Grant rejected the State of Florida's attorneys' attempt to equate the law with Title VII, a federal regulation that prohibits employment discrimination based on race, religion, sex, and national origin. She noted that Title VII "never mentions speech or content to define discrimination."

"While that law may have an incidental effect on speech, it is not directed at it," the judge noted.

A challenge to the Stop WOKE Act section that looked to ban teaching about systemic racism in public schools is on appeal in a separate case, Pernell v. Lamb. The section is currently blocked in Florida higher education by a preliminary injunction issued in November 2022 by Walker, the same federal judge who blocked the employment provisions.

As with the workplace provisions, the Stop WOKE Act's education provisions contain a disclaimer of sorts, noting that classroom dialogue about systemic racism is permissible so long as the teacher does not endorse the theories restricted by the law.

The constitutional challenge to the education side of the law might have a thornier legal pathway, as classroom lessons and discussions may be viewed as government speech.

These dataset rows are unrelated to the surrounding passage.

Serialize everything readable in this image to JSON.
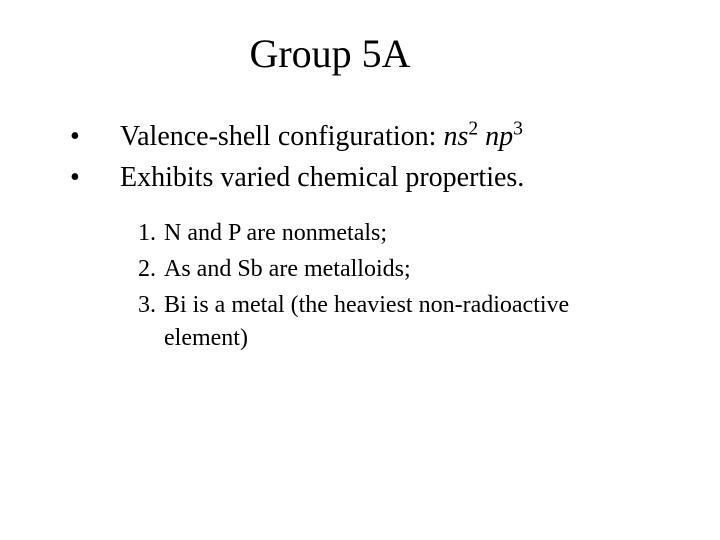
{
  "title": "Group 5A",
  "bullets": [
    {
      "marker": "•",
      "prefix": "Valence-shell configuration: ",
      "config_ns_base": "ns",
      "config_ns_sup": "2",
      "config_np_base": " np",
      "config_np_sup": "3"
    },
    {
      "marker": "•",
      "text": "Exhibits varied chemical properties."
    }
  ],
  "numbered": [
    {
      "num": "1.",
      "text": "N and P are nonmetals;"
    },
    {
      "num": "2.",
      "text": "As and Sb are metalloids;"
    },
    {
      "num": "3.",
      "text": "Bi is a metal (the heaviest non-radioactive element)"
    }
  ]
}
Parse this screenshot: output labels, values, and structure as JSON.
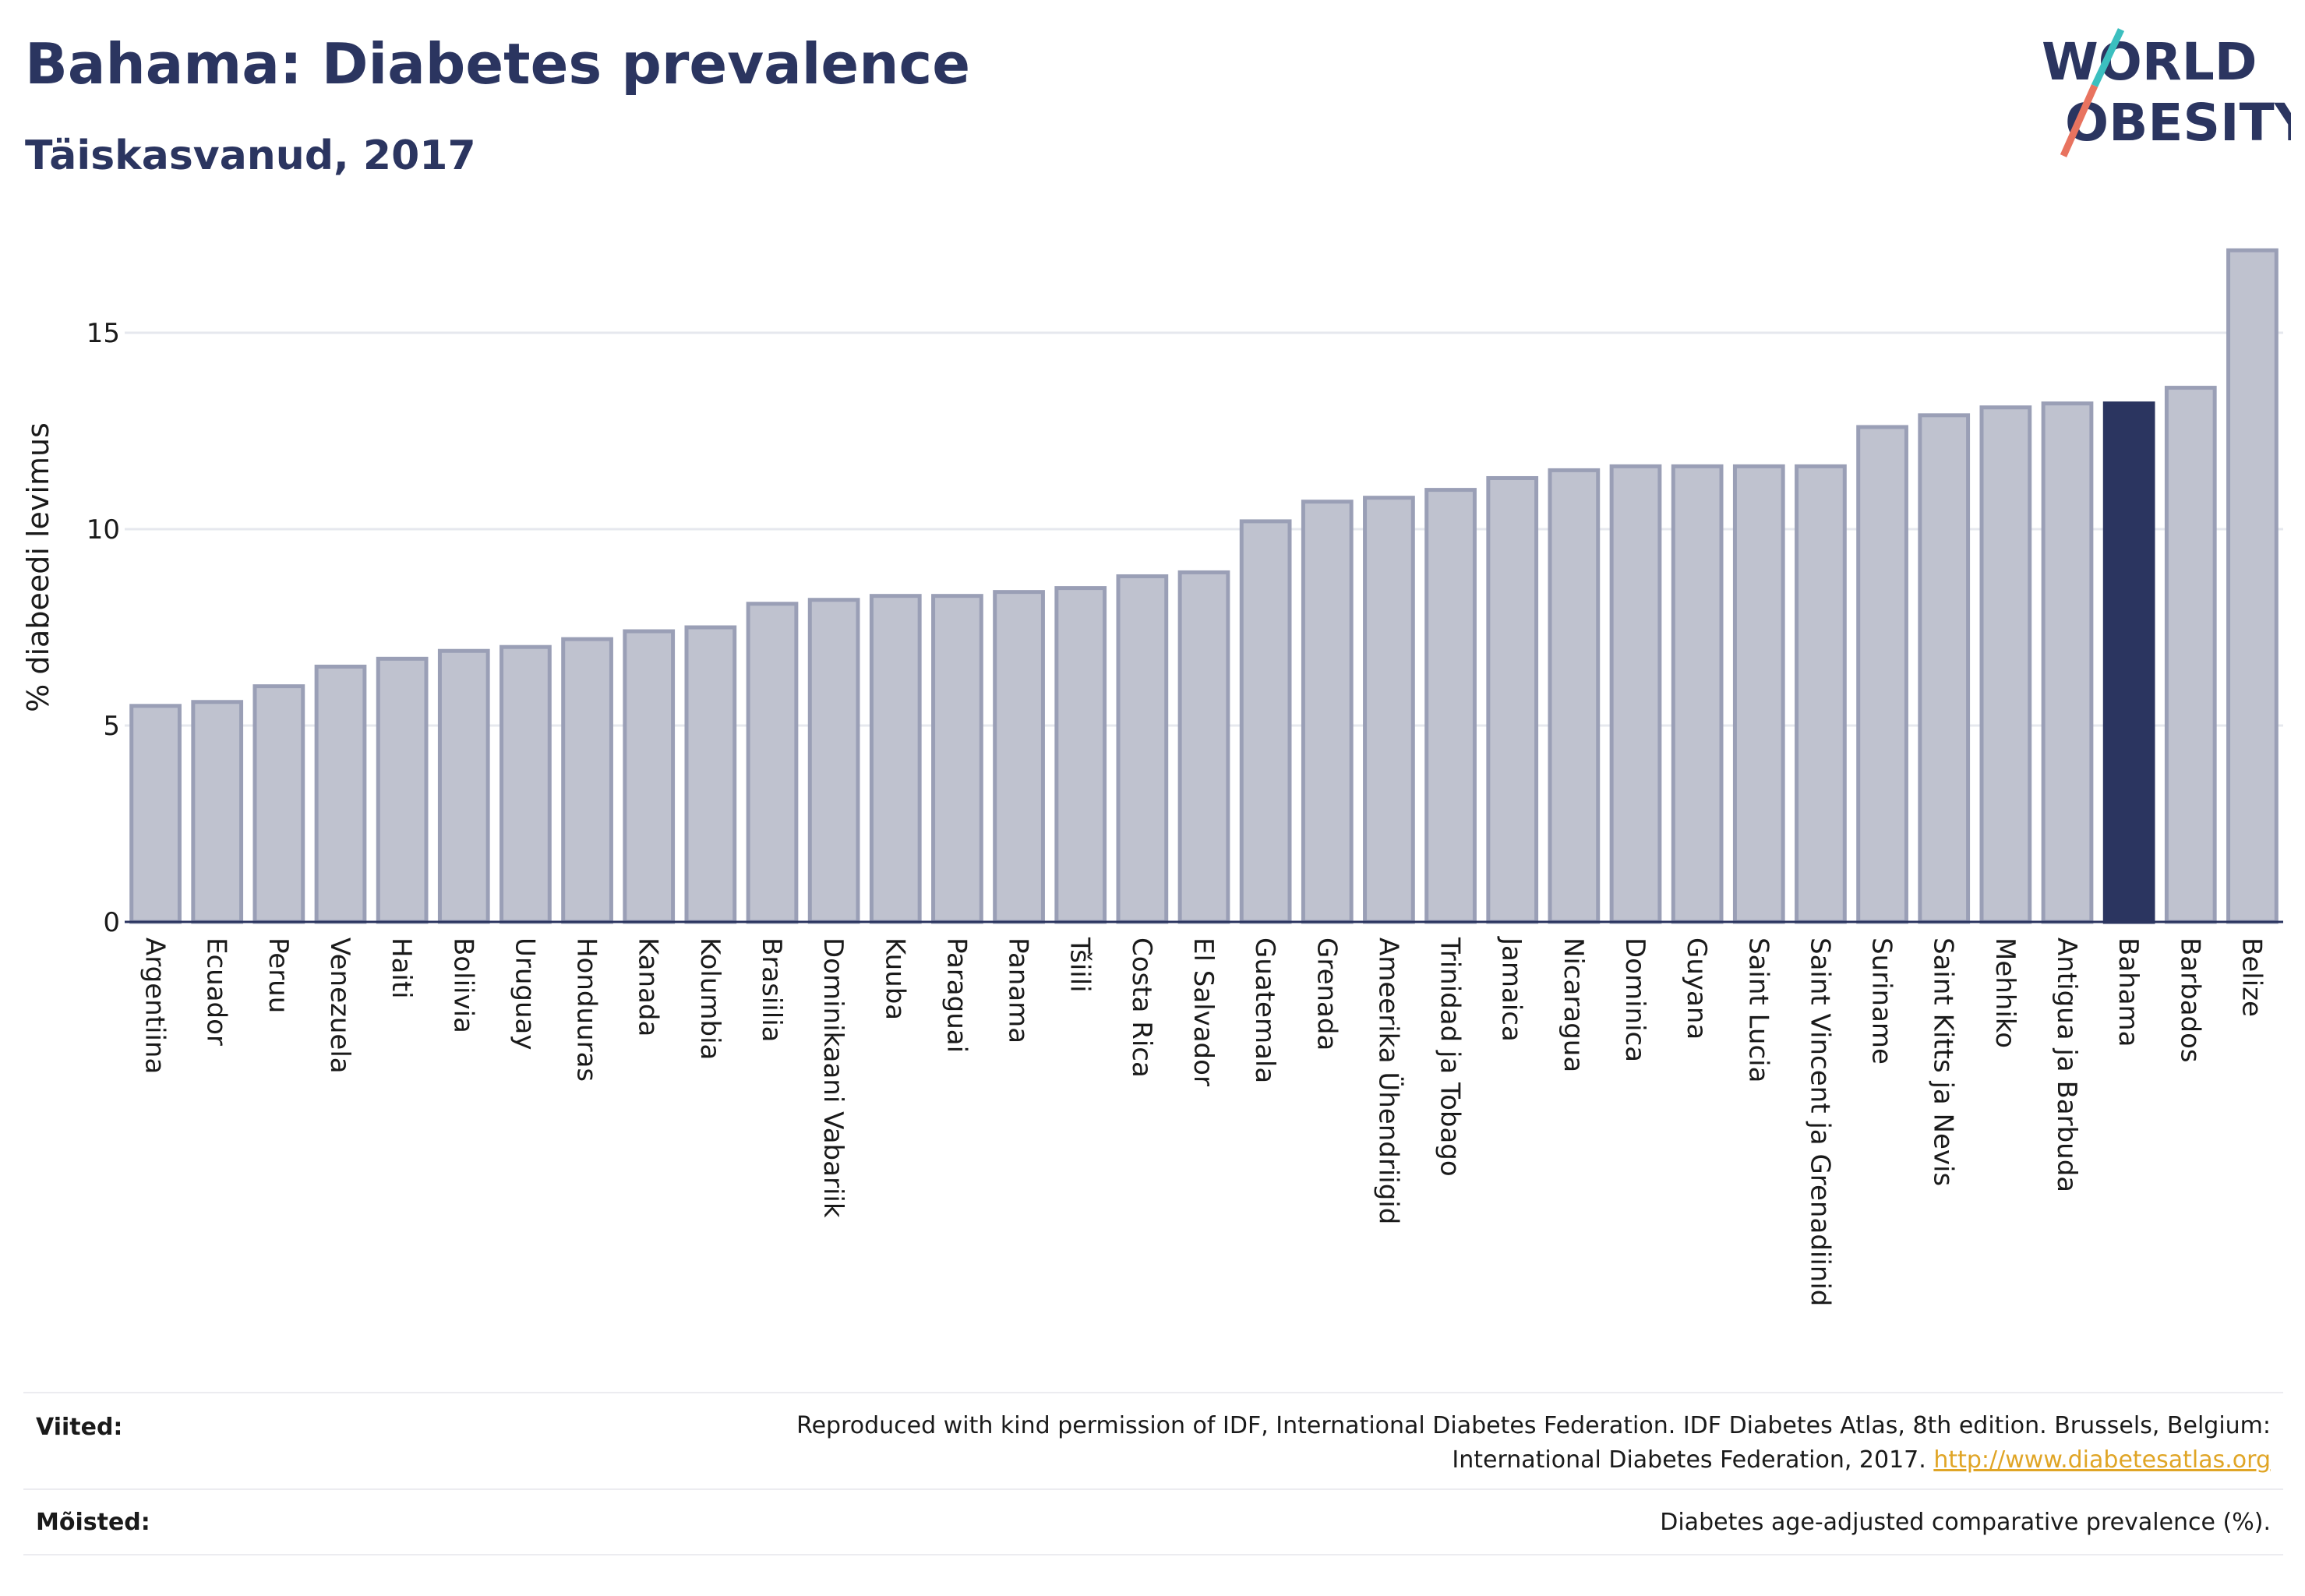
{
  "header": {
    "title": "Bahama: Diabetes prevalence",
    "subtitle": "Täiskasvanud, 2017"
  },
  "logo": {
    "line1": "WORLD",
    "line2": "OBESITY",
    "colors": {
      "text": "#2b3560",
      "slash_teal": "#3bbfbf",
      "slash_coral": "#e8735f"
    }
  },
  "colors": {
    "bar_fill": "#bfc2cf",
    "bar_stroke": "#9a9fb6",
    "highlight": "#2b3560",
    "grid": "#e6e8ee",
    "axis": "#2b3560"
  },
  "chart_data": {
    "type": "bar",
    "title": "Bahama: Diabetes prevalence",
    "subtitle": "Täiskasvanud, 2017",
    "xlabel": "",
    "ylabel": "% diabeedi levimus",
    "ylim": [
      0,
      17.5
    ],
    "yticks": [
      0,
      5,
      10,
      15
    ],
    "grid": true,
    "highlight": "Bahama",
    "categories": [
      "Argentiina",
      "Ecuador",
      "Peruu",
      "Venezuela",
      "Haiti",
      "Boliivia",
      "Uruguay",
      "Honduuras",
      "Kanada",
      "Kolumbia",
      "Brasiilia",
      "Dominikaani Vabariik",
      "Kuuba",
      "Paraguai",
      "Panama",
      "Tšiili",
      "Costa Rica",
      "El Salvador",
      "Guatemala",
      "Grenada",
      "Ameerika Ühendriigid",
      "Trinidad ja Tobago",
      "Jamaica",
      "Nicaragua",
      "Dominica",
      "Guyana",
      "Saint Lucia",
      "Saint Vincent ja Grenadiinid",
      "Suriname",
      "Saint Kitts ja Nevis",
      "Mehhiko",
      "Antigua ja Barbuda",
      "Bahama",
      "Barbados",
      "Belize"
    ],
    "values": [
      5.5,
      5.6,
      6.0,
      6.5,
      6.7,
      6.9,
      7.0,
      7.2,
      7.4,
      7.5,
      8.1,
      8.2,
      8.3,
      8.3,
      8.4,
      8.5,
      8.8,
      8.9,
      10.2,
      10.7,
      10.8,
      11.0,
      11.3,
      11.5,
      11.6,
      11.6,
      11.6,
      11.6,
      12.6,
      12.9,
      13.1,
      13.2,
      13.2,
      13.6,
      17.1
    ]
  },
  "notes": {
    "references_label": "Viited:",
    "references_text_line1": "Reproduced with kind permission of IDF, International Diabetes Federation. IDF Diabetes Atlas, 8th edition. Brussels, Belgium:",
    "references_text_line2": "International Diabetes Federation, 2017.",
    "references_link": "http://www.diabetesatlas.org",
    "definitions_label": "Mõisted:",
    "definitions_text": "Diabetes age-adjusted comparative prevalence (%)."
  }
}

The state's lawyers have argued that public school teachers do not have First Amendment rights when they're on the clock and in the classroom because they are acting as mouthpieces of the state.

Walker has stated that Florida's power to control what teachers say on the job has its limits. In the November 2022 ruling, he said the state's lawyers were asking the court "to conflate the state's right to make content-based choices in setting the public school curriculum with unfettered discretion in limiting a professor's ability to express certain viewpoints."

Pernell v. Lamb is scheduled for oral arguments in June in the 11th Circuit.